4. I am at a loss to understand why Russia is ‘expected’ to grow given that world demand for energy (on which it heavily depends for export income) is about to fall off a cliff.

5. If politicians still don’t understand how mad it is to create a tenfold inflated poisonous funny-money stratosphere above the oxygen of real commerce (in which leveraging levels are at times over 10,000 to 1) then it may well be time to start digging wells and rotivating the fairways of the world in favour of potatoes and walnut trees. Because let’s face it, carbs and proteins taste a whole lot better than bullshit.

The simple point I am trying to make here is this. Even if the MoUs are tampering with the speedometer, it doesn’t mean the cliff has disappeared. It just means we no longer know precisely when the Ford Edsel will career over it and onto the shards below, exploding on impact. It emphatically does not mean that the automobile will sprout wings and soar high into the infinite peaks of eternal economic growth. It really doesn’t.

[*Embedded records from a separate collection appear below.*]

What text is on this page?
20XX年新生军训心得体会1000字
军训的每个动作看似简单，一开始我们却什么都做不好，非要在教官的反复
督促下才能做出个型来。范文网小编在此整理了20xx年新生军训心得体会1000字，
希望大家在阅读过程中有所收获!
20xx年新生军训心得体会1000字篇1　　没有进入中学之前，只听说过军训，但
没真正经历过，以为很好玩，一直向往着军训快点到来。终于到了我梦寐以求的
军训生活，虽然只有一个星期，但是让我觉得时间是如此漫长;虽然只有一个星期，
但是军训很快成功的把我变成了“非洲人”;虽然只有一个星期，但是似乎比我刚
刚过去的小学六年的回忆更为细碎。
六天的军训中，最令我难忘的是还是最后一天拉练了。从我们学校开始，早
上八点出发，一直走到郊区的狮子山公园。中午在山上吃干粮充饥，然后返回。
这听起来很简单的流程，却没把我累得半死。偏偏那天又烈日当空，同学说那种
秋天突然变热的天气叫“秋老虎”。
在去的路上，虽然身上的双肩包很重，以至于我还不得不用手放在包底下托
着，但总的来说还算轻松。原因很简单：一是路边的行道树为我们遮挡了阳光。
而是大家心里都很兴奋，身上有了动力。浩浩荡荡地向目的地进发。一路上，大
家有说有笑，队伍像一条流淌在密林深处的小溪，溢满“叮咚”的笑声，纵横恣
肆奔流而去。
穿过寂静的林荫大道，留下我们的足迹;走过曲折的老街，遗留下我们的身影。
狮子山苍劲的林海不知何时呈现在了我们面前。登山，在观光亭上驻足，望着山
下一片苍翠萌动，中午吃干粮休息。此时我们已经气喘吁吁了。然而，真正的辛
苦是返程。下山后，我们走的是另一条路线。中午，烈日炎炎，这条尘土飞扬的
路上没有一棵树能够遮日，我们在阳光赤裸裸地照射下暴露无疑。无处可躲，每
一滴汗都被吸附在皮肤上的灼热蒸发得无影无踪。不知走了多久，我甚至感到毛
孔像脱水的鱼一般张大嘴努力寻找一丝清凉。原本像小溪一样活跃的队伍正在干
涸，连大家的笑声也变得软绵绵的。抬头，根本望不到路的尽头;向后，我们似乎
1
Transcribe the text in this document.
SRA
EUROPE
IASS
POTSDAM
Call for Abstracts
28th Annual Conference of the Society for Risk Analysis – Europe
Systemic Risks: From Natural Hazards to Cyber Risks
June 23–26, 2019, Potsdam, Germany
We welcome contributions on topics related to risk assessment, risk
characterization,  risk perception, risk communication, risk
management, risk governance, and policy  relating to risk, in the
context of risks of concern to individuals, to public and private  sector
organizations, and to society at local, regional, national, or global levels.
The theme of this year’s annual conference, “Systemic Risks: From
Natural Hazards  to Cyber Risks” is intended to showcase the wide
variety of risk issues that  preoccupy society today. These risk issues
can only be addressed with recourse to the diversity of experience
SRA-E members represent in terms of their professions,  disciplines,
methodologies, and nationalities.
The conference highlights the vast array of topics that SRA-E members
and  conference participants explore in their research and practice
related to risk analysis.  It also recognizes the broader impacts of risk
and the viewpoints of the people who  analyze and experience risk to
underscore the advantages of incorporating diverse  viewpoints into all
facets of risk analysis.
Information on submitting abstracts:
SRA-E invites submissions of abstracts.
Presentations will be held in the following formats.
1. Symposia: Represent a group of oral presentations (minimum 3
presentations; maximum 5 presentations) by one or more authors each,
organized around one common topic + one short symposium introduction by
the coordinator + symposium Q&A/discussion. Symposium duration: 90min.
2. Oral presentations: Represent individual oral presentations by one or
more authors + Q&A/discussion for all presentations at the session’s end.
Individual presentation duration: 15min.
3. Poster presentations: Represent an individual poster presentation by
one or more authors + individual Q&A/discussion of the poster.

Let us now don long trousers and recap the five things you should know about the bollocks coming out of Davos: the US and the EU are trading insolvently, 9 out of 10 Chinese can barely consume a Hershey Bar let alone ten billion solar garden lights, selling your currency and buying those of competitors is a zero sum game, Russians are good at gas, fraud and espionage but not much else, and derivative bazookas have a tendency to blow up in one’s face.

To those who insist on seeing the Davos attendees as a tight-knit regiment of psychotic humanity-cull fanatics, I can only offer this observation: if that really is their plan, then we are all as safe as houses. For people who can cling to optimistic delusion in full sight of an Andes of evidence to the contrary couldn’t hit the side of a barn with a peanut from three inches away.